Et qu’allait devenir Clary de Vaudreuil dans cette maison de Saint-Denis, où elle attendait les nouvelles ? N’avait-elle pas tout à craindre des représailles des loyalistes, si elle ne réussissait à s’enfuir ?

C’est à cela que pensait Jean, blotti au fond de la petite église. Si M. de Vaudreuil n’avait pas repris connaissance, son cœur battait encore, mais faiblement. Avec des soins immédiats, peut-être aurait-il été possible de le sauver ? Où et comment lui donner ces soins ?

Il n’y avait pas à hésiter. Il fallait, dès cette nuit, le transporter à Maison-Close.

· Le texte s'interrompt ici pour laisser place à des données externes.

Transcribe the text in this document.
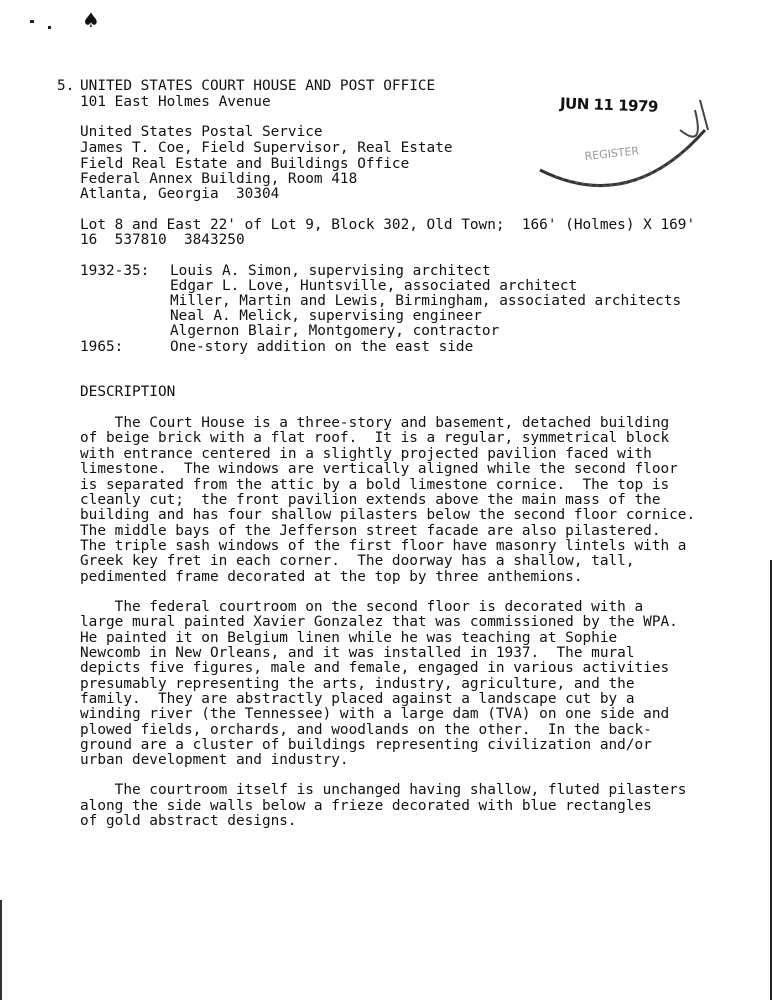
♠
REGISTER
JUN 11 1979
5. UNITED STATES COURT HOUSE AND POST OFFICE
101 East Holmes Avenue
United States Postal Service
James T. Coe, Field Supervisor, Real Estate
Field Real Estate and Buildings Office
Federal Annex Building, Room 418
Atlanta, Georgia  30304
Lot 8 and East 22' of Lot 9, Block 302, Old Town;  166' (Holmes) X 169'
16  537810  3843250
1932-35: Louis A. Simon, supervising architect
Edgar L. Love, Huntsville, associated architect
Miller, Martin and Lewis, Birmingham, associated architects
Neal A. Melick, supervising engineer
Algernon Blair, Montgomery, contractor
1965:	One-story addition on the east side
DESCRIPTION
The Court House is a three-story and basement, detached building
of beige brick with a flat roof.  It is a regular, symmetrical block
with entrance centered in a slightly projected pavilion faced with
limestone.  The windows are vertically aligned while the second floor
is separated from the attic by a bold limestone cornice.  The top is
cleanly cut;  the front pavilion extends above the main mass of the
building and has four shallow pilasters below the second floor cornice.
The middle bays of the Jefferson street facade are also pilastered.
The triple sash windows of the first floor have masonry lintels with a
Greek key fret in each corner.  The doorway has a shallow, tall,
pedimented frame decorated at the top by three anthemions.
The federal courtroom on the second floor is decorated with a
large mural painted Xavier Gonzalez that was commissioned by the WPA.
He painted it on Belgium linen while he was teaching at Sophie
Newcomb in New Orleans, and it was installed in 1937.  The mural
depicts five figures, male and female, engaged in various activities
presumably representing the arts, industry, agriculture, and the
family.  They are abstractly placed against a landscape cut by a
winding river (the Tennessee) with a large dam (TVA) on one side and
plowed fields, orchards, and woodlands on the other.  In the back-
ground are a cluster of buildings representing civilization and/or
urban development and industry.
The courtroom itself is unchanged having shallow, fluted pilasters
along the side walls below a frieze decorated with blue rectangles
of gold abstract designs.
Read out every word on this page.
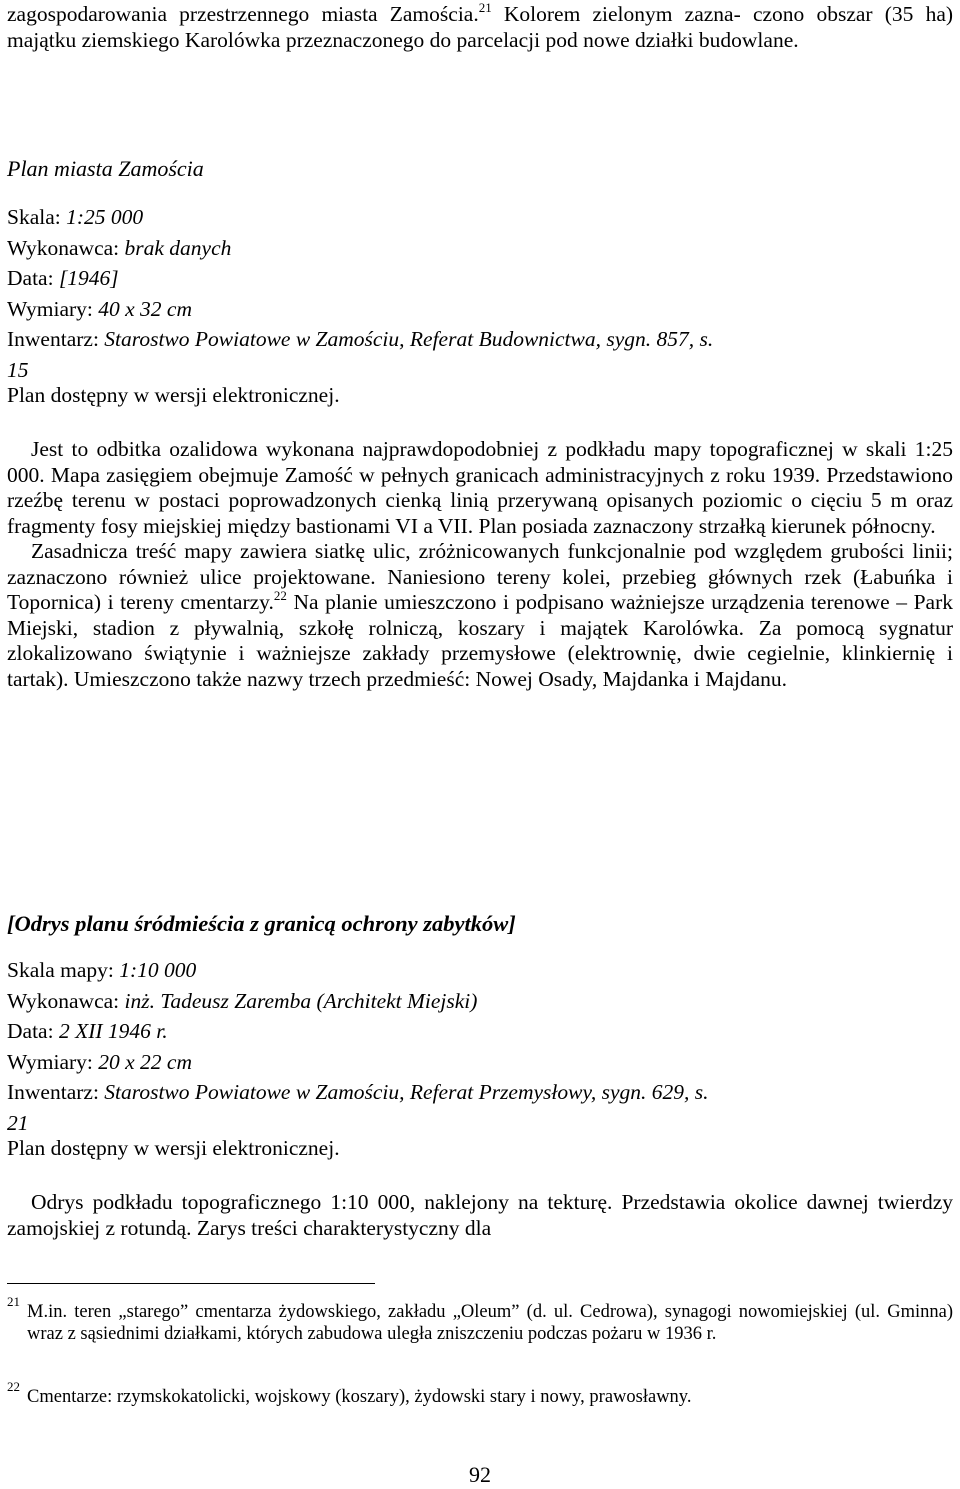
zagospodarowania przestrzennego miasta Zamościa.$^{21}$ Kolorem zielonym zazna- czono obszar (35 ha) majątku ziemskiego Karolówka przeznaczonego do parcelacji pod nowe działki budowlane.

Plan miasta Zamościa

Skala: 1:25 000

Wykonawca: brak danych

Data: [1946]

Wymiary: 40 x 32 cm

Inwentarz: Starostwo Powiatowe w Zamościu, Referat Budownictwa, sygn. 857, s.

15

Plan dostępny w wersji elektronicznej.

Jest to odbitka ozalidowa wykonana najprawdopodobniej z podkładu mapy topograficznej w skali 1:25 000. Mapa zasięgiem obejmuje Zamość w pełnych granicach administracyjnych z roku 1939. Przedstawiono rzeźbę terenu w postaci poprowadzonych cienką linią przerywaną opisanych poziomic o cięciu 5 m oraz fragmenty fosy miejskiej między bastionami VI a VII. Plan posiada zaznaczony strzałką kierunek północny.

Zasadnicza treść mapy zawiera siatkę ulic, zróżnicowanych funkcjonalnie pod względem grubości linii; zaznaczono również ulice projektowane. Naniesiono tereny kolei, przebieg głównych rzek (Łabuńka i Topornica) i tereny cmentarzy.$^{22}$ Na planie umieszczono i podpisano ważniejsze urządzenia terenowe – Park Miejski, stadion z pływalnią, szkołę rolniczą, koszary i majątek Karolówka. Za pomocą sygnatur zlokalizowano świątynie i ważniejsze zakłady przemysłowe (elektrownię, dwie cegielnie, klinkiernię i tartak). Umieszczono także nazwy trzech przedmieść: Nowej Osady, Majdanka i Majdanu.

[Odrys planu śródmieścia z granicą ochrony zabytków]

Skala mapy: 1:10 000

Wykonawca: inż. Tadeusz Zaremba (Architekt Miejski)

Data: 2 XII 1946 r.

Wymiary: 20 x 22 cm

Inwentarz: Starostwo Powiatowe w Zamościu, Referat Przemysłowy, sygn. 629, s.

21

Plan dostępny w wersji elektronicznej.

Odrys podkładu topograficznego 1:10 000, naklejony na tekturę. Przedstawia okolice dawnej twierdzy zamojskiej z rotundą. Zarys treści charakterystyczny dla

21

M.in. teren „starego” cmentarza żydowskiego, zakładu „Oleum” (d. ul. Cedrowa), synagogi nowomiejskiej (ul. Gminna) wraz z sąsiednimi działkami, których zabudowa uległa zniszczeniu podczas pożaru w 1936 r.

22

Cmentarze: rzymskokatolicki, wojskowy (koszary), żydowski stary i nowy, prawosławny.

92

Maison-Close n’était pas éloignée, — quelques centaines de pas à peine, en descendant la principale rue de la bourgade. Au milieu de l’obscurité, dès que les soldats de Witherall auraient quitté Saint-Charles, ou quand ils se seraient cantonnés pour passer la nuit, Jean prendrait le blessé et irait le déposer dans la maison de sa mère.

Sa mère !… M. de Vaudreuil chez Bridget… chez la femme de Simon Morgaz !… Et si jamais il apprenait sous quel toit Jean l’avait transporté !…

Eh bien ! est-ce que lui, le fils de Simon Morgaz, ne s’était pas fait l’hôte de la villa Montcalm ?… Est-ce qu’il n’était pas devenu le compagnon d’armes de M. de Vaudreuil ?… Est-ce qu’il ne venait pas de l’arracher à la mort ?… Est-ce que ce serait pire pour M. de Vaudreuil qu’il dût la vie aux soins d’une Bridget Morgaz ?

Il ne l’apprendrait pas, d’ailleurs. Rien ne trahirait l’incognito sous lequel se cachait la misérable famille.

Le projet de Jean était arrêté, il n’avait qu’à attendre le moment de le mettre à exécution, — quelques heures au plus.